Tips to Beat the Holiday Bulge:
- Have your cake and eat it too, just make sure to find a healthy cake recipe!
- You don’t have to deprive yourself of yummy comfort foods this season, but try modifying the recipe a bit. Instead of using the typical sugar cookie recipe that’s laden with butter, white flour, and white sugar, try finding a cookie recipe that uses nuts, whole grains, and fruit instead! Or, if you find yourself craving the leftover pumpkin pie that’s screaming your name, stock up on pumpkin pie flavored Lara bars (my new special treat these days). But, if you must have the real thing to help conquer a craving, use mindful eating techniques. Take what you envision to be a “normal” portion size and cut it in half. Now, eat it slowly and savor each bite!
- Stop cravings before they even start by eating protein-rich foods with every meal and snack.
- Studies show that protein can help with weight loss by increasing satiety and reducing total food intake. Try a protein smoothie for breakfast, beef and bean chili for lunch, and salmon over a spinach salad for dinner. Snack on hard-boiled eggs, nuts, or string cheese instead of handfuls of leftover Halloween candy.
- No more excuses! Develop a physical activity plan for the winter months.
- A well-developed plan will give you options and motivation to stay active. Sign up for a gym in your area and pick a few group fitness classes to try throughout the week. Buy a DVD program to implement in your home like P90X or Insanity. Or, if you’re on a tight budget, try following free videos offered on YouTube or Exercise OnDemand. People often enjoy the Tone It Up girls, Jillian Michaels, and Biggest Loser programs. Download free fitness apps that provide an exercise guide and tracking system. I like Nike Training, Sworkit Lite, and BodySpace.
- Scope out Groupon to see if you can find a new fitness class in your area that’s offering discounts for first-timers or new members. This is how I was introduced to CrossFit, Bikram yoga, and a few other exercise programs over the last few years.
- Lastly, buy a pedometer or a Fitbit and just keep track of your daily movement. Try to move more and aim for 10,000 steps per day! “What’s the best exercise?” The exercise you’ll do…so be sure to find something you like and just stick with it.
- Do things that make you happy!
- Exercise, spend time with friends and family, go shopping, laugh at a comedy show, take a vacation. Do something to boost those serotonin levels without the consumption of simple carbohydrates.

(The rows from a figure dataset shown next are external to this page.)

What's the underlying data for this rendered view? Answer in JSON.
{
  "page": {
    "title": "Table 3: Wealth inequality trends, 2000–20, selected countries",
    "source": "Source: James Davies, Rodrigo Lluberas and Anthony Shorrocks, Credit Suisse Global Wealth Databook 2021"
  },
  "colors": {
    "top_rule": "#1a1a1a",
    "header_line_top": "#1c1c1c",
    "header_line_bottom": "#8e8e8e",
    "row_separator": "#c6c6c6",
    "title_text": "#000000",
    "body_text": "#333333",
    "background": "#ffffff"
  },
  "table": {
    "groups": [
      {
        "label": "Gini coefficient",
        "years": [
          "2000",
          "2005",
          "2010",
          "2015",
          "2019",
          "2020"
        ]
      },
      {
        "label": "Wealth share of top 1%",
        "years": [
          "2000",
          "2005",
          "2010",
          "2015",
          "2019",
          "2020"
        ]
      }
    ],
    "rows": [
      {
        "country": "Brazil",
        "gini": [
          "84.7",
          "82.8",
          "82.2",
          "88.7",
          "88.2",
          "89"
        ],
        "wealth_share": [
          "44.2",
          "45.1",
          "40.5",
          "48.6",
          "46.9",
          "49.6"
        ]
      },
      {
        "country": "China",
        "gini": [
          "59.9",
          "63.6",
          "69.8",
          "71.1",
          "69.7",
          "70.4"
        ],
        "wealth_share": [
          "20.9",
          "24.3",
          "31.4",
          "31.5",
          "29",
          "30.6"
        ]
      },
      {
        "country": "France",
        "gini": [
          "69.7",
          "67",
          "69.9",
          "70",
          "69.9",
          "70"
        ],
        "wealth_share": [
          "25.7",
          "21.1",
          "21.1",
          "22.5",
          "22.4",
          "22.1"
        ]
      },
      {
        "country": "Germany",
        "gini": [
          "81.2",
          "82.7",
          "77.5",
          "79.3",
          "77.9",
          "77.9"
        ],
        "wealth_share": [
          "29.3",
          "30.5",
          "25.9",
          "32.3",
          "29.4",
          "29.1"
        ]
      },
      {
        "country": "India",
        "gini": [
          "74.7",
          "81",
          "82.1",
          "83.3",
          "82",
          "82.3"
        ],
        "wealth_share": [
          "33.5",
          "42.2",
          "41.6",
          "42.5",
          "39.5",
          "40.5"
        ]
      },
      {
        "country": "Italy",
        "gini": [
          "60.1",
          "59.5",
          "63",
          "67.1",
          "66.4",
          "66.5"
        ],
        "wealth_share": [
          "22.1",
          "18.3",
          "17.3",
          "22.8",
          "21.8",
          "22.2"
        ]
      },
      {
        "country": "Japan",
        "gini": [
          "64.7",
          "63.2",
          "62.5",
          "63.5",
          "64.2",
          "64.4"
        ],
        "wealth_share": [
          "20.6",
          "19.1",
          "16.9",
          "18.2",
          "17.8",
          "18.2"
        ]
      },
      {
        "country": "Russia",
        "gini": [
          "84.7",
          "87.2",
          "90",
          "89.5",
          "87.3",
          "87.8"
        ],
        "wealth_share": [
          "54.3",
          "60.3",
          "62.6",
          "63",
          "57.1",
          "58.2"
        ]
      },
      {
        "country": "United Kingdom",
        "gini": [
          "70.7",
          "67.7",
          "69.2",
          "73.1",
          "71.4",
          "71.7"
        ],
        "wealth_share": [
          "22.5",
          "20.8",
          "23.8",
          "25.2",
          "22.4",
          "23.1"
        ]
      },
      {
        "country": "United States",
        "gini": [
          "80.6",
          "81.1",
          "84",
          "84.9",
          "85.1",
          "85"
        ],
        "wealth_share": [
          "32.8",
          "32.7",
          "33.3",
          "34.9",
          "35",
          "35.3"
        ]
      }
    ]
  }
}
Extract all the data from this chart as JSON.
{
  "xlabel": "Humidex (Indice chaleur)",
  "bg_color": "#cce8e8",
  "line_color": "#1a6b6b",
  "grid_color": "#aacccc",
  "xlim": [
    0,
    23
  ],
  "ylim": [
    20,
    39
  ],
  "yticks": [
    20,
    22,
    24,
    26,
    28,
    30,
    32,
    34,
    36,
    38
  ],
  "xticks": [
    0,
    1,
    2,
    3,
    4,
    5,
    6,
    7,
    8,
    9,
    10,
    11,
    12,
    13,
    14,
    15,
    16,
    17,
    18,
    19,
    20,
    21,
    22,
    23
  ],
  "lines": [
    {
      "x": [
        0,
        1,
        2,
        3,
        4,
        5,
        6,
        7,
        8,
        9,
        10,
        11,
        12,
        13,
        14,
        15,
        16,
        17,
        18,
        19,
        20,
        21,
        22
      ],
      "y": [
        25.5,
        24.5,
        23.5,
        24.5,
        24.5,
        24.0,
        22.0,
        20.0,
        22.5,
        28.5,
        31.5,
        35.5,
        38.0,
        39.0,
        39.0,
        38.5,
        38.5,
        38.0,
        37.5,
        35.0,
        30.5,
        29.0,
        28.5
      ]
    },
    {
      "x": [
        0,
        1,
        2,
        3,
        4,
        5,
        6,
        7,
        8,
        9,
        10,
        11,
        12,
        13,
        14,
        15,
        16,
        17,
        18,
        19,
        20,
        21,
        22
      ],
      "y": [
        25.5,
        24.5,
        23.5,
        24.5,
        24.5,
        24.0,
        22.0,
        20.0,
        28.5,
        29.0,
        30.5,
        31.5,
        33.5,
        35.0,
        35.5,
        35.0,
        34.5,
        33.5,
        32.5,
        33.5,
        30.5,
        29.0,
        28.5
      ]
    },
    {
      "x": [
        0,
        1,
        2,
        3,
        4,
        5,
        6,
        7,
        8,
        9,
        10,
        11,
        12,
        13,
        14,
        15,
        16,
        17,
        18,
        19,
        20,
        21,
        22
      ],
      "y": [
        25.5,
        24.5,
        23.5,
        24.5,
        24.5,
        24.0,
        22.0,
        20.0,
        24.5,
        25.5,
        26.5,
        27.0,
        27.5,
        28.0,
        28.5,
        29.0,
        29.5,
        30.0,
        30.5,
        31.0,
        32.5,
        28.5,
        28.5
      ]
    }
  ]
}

- I’ve also used a product called SeroSyn by Metagenics which contains 5-HTP, B-vitamins, and L-theanine. These can naturally help increase the body’s production of serotonin, promote a positive mood, and reduce cravings for sweets.
Stay strong and take action this year to be active, eat well, and get and stay healthy! Don’t let the winter season stop you from being your best. A healthy mind and body is the best present you can give to yourself.